The Alberta Energy Regulator has released a report this week predicting that oil and gas capital spending will hit its lowest mark since 2009 later this year, saying in its annual reserves outlook that “Industry sentiment remains pessimistic because of lack of market access”. As Calgary’s JWN reports, “the combined expected outlay of $24.6 billion in 2019 is less than either the spend for conventional oil and gas or oilsands at peak in 2014, when the total reached $60.6 billion ($33.9 billion oilsands, $26.7 conventional).”

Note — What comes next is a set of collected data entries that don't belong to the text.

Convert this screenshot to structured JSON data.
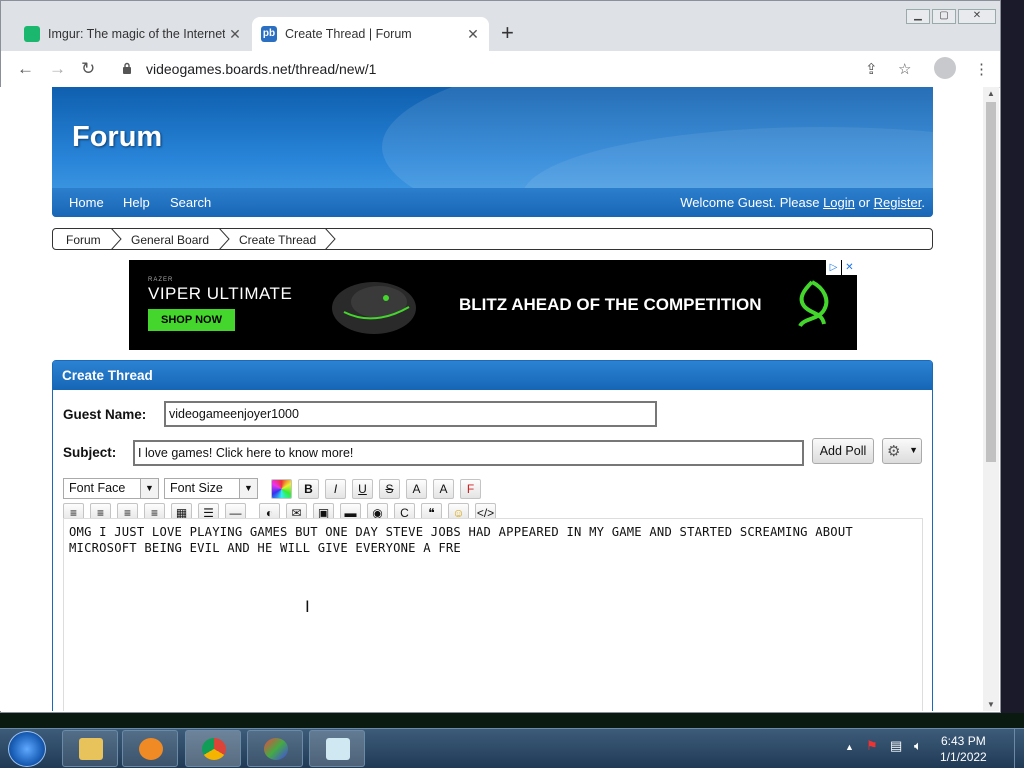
{
  "browser": {
    "tabs": [
      {
        "title": "Imgur: The magic of the Internet"
      },
      {
        "title": "Create Thread | Forum"
      }
    ],
    "url": "videogames.boards.net/thread/new/1"
  },
  "forum": {
    "logo": "Forum",
    "nav": [
      "Home",
      "Help",
      "Search"
    ],
    "welcome_prefix": "Welcome Guest. Please ",
    "login": "Login",
    "or": " or ",
    "register": "Register",
    "period": "."
  },
  "breadcrumb": [
    "Forum",
    "General Board",
    "Create Thread"
  ],
  "ad": {
    "brand": "RAZER",
    "product": "VIPER ULTIMATE",
    "cta": "SHOP NOW",
    "headline": "BLITZ AHEAD OF THE COMPETITION"
  },
  "form": {
    "title": "Create Thread",
    "guest_label": "Guest Name:",
    "guest_value": "videogameenjoyer1000",
    "subject_label": "Subject:",
    "subject_value": "I love games! Click here to know more!",
    "add_poll": "Add Poll",
    "font_face": "Font Face",
    "font_size": "Font Size",
    "body_text": "OMG I JUST LOVE PLAYING GAMES BUT ONE DAY STEVE JOBS HAD APPEARED IN MY GAME AND STARTED SCREAMING ABOUT MICROSOFT BEING EVIL AND HE WILL GIVE EVERYONE A FRE"
  },
  "editor_icons": {
    "row1": [
      "color-picker-icon",
      "bold-icon",
      "italic-icon",
      "underline-icon",
      "strikethrough-icon",
      "superscript-icon",
      "subscript-icon",
      "clear-format-icon"
    ],
    "row1_glyphs": [
      "",
      "B",
      "I",
      "U",
      "S",
      "A",
      "A",
      "F"
    ],
    "row2": [
      "align-left-icon",
      "align-center-icon",
      "align-right-icon",
      "justify-icon",
      "table-icon",
      "list-icon",
      "horizontal-rule-icon",
      "link-icon",
      "email-icon",
      "image-icon",
      "video-icon",
      "share-icon",
      "code-icon",
      "quote-icon",
      "emoji-icon",
      "html-icon"
    ],
    "row2_glyphs": [
      "≡",
      "≡",
      "≡",
      "≡",
      "▦",
      "☰",
      "—",
      "◐",
      "✉",
      "▣",
      "▬",
      "◉",
      "C",
      "❝",
      "☺",
      "</>"
    ]
  },
  "taskbar": {
    "time": "6:43 PM",
    "date": "1/1/2022"
  },
  "colors": {
    "forum_blue": "#1a6ab8",
    "razer_green": "#44d62c"
  }
}
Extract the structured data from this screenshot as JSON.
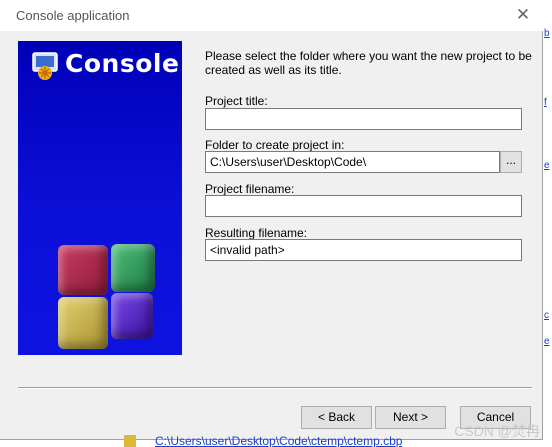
{
  "window": {
    "title": "Console application",
    "close_glyph": "✕"
  },
  "banner": {
    "brand": "Console",
    "icon": "console-app-icon",
    "colors": {
      "background": "#0a0ad0",
      "cube_red": "#b0244a",
      "cube_green": "#2f9a5a",
      "cube_yellow": "#c8b44a",
      "cube_purple": "#5020c0"
    }
  },
  "form": {
    "intro": "Please select the folder where you want the new project to be created as well as its title.",
    "project_title": {
      "label": "Project title:",
      "value": ""
    },
    "folder": {
      "label": "Folder to create project in:",
      "value": "C:\\Users\\user\\Desktop\\Code\\",
      "browse_label": "..."
    },
    "project_filename": {
      "label": "Project filename:",
      "value": ""
    },
    "resulting_filename": {
      "label": "Resulting filename:",
      "value": "<invalid path>"
    }
  },
  "buttons": {
    "back": "< Back",
    "next": "Next >",
    "cancel": "Cancel"
  },
  "background": {
    "right_fragments": [
      "b",
      "f",
      "e",
      "c",
      "e"
    ],
    "bottom_path": "C:\\Users\\user\\Desktop\\Code\\ctemp\\ctemp.cbp",
    "watermark": "CSDN @焚冉"
  }
}
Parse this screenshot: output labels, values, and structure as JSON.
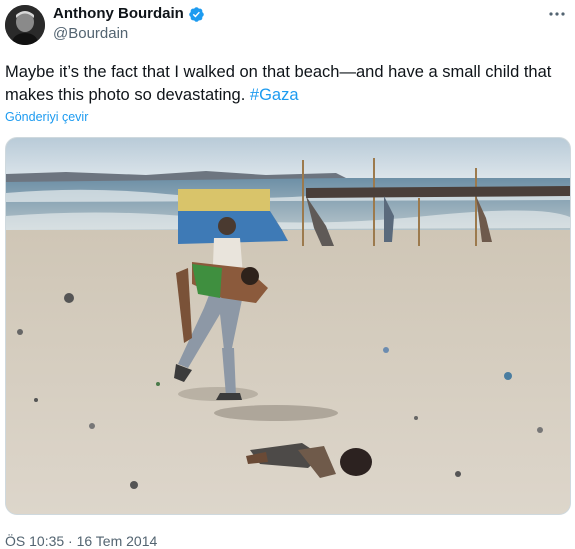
{
  "author": {
    "display_name": "Anthony Bourdain",
    "handle": "@Bourdain",
    "verified": true,
    "avatar_icon": "avatar-portrait"
  },
  "tweet": {
    "text_before": "Maybe it’s the fact that I walked on that beach—and have a small child that makes this photo so devastating. ",
    "hashtag": "#Gaza",
    "translate_label": "Gönderiyi çevir",
    "timestamp": "ÖS 10:35 · 16 Tem 2014"
  },
  "menu": {
    "more_icon": "more-horizontal-icon"
  },
  "colors": {
    "accent": "#1d9bf0",
    "secondary_text": "#536471",
    "border": "#cfd9de"
  }
}
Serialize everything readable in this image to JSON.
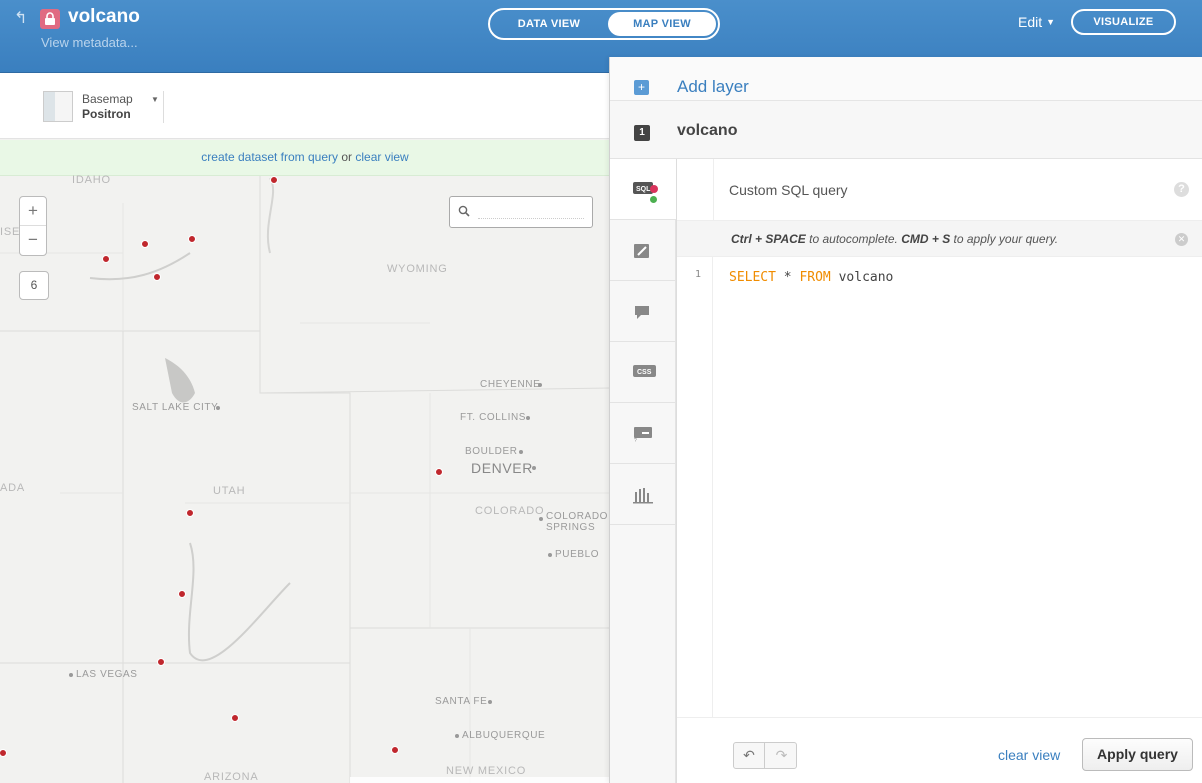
{
  "header": {
    "title": "volcano",
    "metadata_link": "View metadata...",
    "data_view": "DATA VIEW",
    "map_view": "MAP VIEW",
    "edit": "Edit",
    "visualize": "VISUALIZE"
  },
  "map": {
    "basemap_label": "Basemap",
    "basemap_value": "Positron",
    "notice_action1": "create dataset from query",
    "notice_or": " or ",
    "notice_action2": "clear view",
    "zoom_in": "+",
    "zoom_out": "−",
    "zoom_level": "6",
    "labels": {
      "idaho": "IDAHO",
      "wyoming": "WYOMING",
      "utah": "UTAH",
      "cheyenne": "CHEYENNE",
      "salt_lake_city": "SALT LAKE CITY",
      "fort_collins": "FT. COLLINS",
      "boulder": "BOULDER",
      "denver": "DENVER",
      "colorado": "COLORADO",
      "colorado_springs_1": "COLORADO",
      "colorado_springs_2": "SPRINGS",
      "pueblo": "PUEBLO",
      "las_vegas": "LAS VEGAS",
      "santa_fe": "SANTA FE",
      "albuquerque": "ALBUQUERQUE",
      "new_mexico": "NEW MEXICO",
      "arizona": "ARIZONA",
      "ise": "ISE",
      "ada": "ADA"
    }
  },
  "panel": {
    "add_layer": "Add layer",
    "layer_number": "1",
    "layer_name": "volcano",
    "editor_title": "Custom SQL query",
    "help": "?",
    "hint_ctrl": "Ctrl + SPACE",
    "hint_mid": " to autocomplete. ",
    "hint_cmd": "CMD + S",
    "hint_end": " to apply your query.",
    "line_number": "1",
    "sql_select": "SELECT",
    "sql_star": " * ",
    "sql_from": "FROM",
    "sql_table": " volcano",
    "clear_view": "clear view",
    "apply_query": "Apply query",
    "undo": "↶",
    "redo": "↷"
  },
  "colors": {
    "header_blue": "#3a7fbf",
    "volcano_dot": "#c0272d",
    "sql_keyword": "#f08c00",
    "notice_bg": "#e9f8e6"
  }
}
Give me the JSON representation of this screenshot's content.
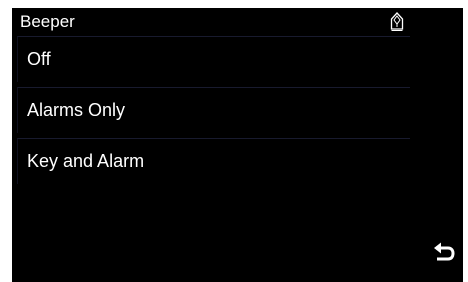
{
  "header": {
    "title": "Beeper",
    "status_icon": "pump-lock-icon"
  },
  "menu": {
    "items": [
      {
        "label": "Off"
      },
      {
        "label": "Alarms Only"
      },
      {
        "label": "Key and Alarm"
      }
    ]
  },
  "footer": {
    "back_icon": "back-arrow-icon"
  },
  "colors": {
    "background": "#000000",
    "text": "#ffffff",
    "divider": "#181a2e"
  }
}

It seems as if those decrying Alberta’s caps on production as investment-killers may not have been hyperbolic but were actually the right. In fact, the Alberta Energy Regulator’s report goes on to say that “continued infrastructure constraints along with production restrictions on oil from the Government of Alberta's mandated curtailment rules has caused producers to delay their capital spending programs, or even shift them outside of Alberta.”

The decrease in spending is going to be significant, “reaching a low of C$10.9 billion, a level of spending not seen since 2005” according to the Alberta Energy Regulator, which goes on to say in their report that “the decrease is expected to be mainly because of lower spending in the mining sector as projects get completed and brought on-stream, such as Suncor Energy's Fort Hills and Canadian Natural Resources Limited's Horizon Phase 3 projects.”

On the bright side, the Regulator says that spending will likely not remain at this extremely low level after this year, with total upstream capital spending increasing to $26.5 billion in 2020 and then to $29.6 billion in 2021, but these numbers are still relatively low in comparison with investment levels over the last ten years.

No matter how the Alberta government addresses the pipeline shortage in the short term, nothing is going to solve the Canadian oil industry’s flow woes except for more infrastructure as soon as possible. In the meantime, it’s looking like the only lucrative sector in Canada’s oil industry this year is in storage, as the glut continues to grow along with the timelines for the nation’s stalled pipeline projects.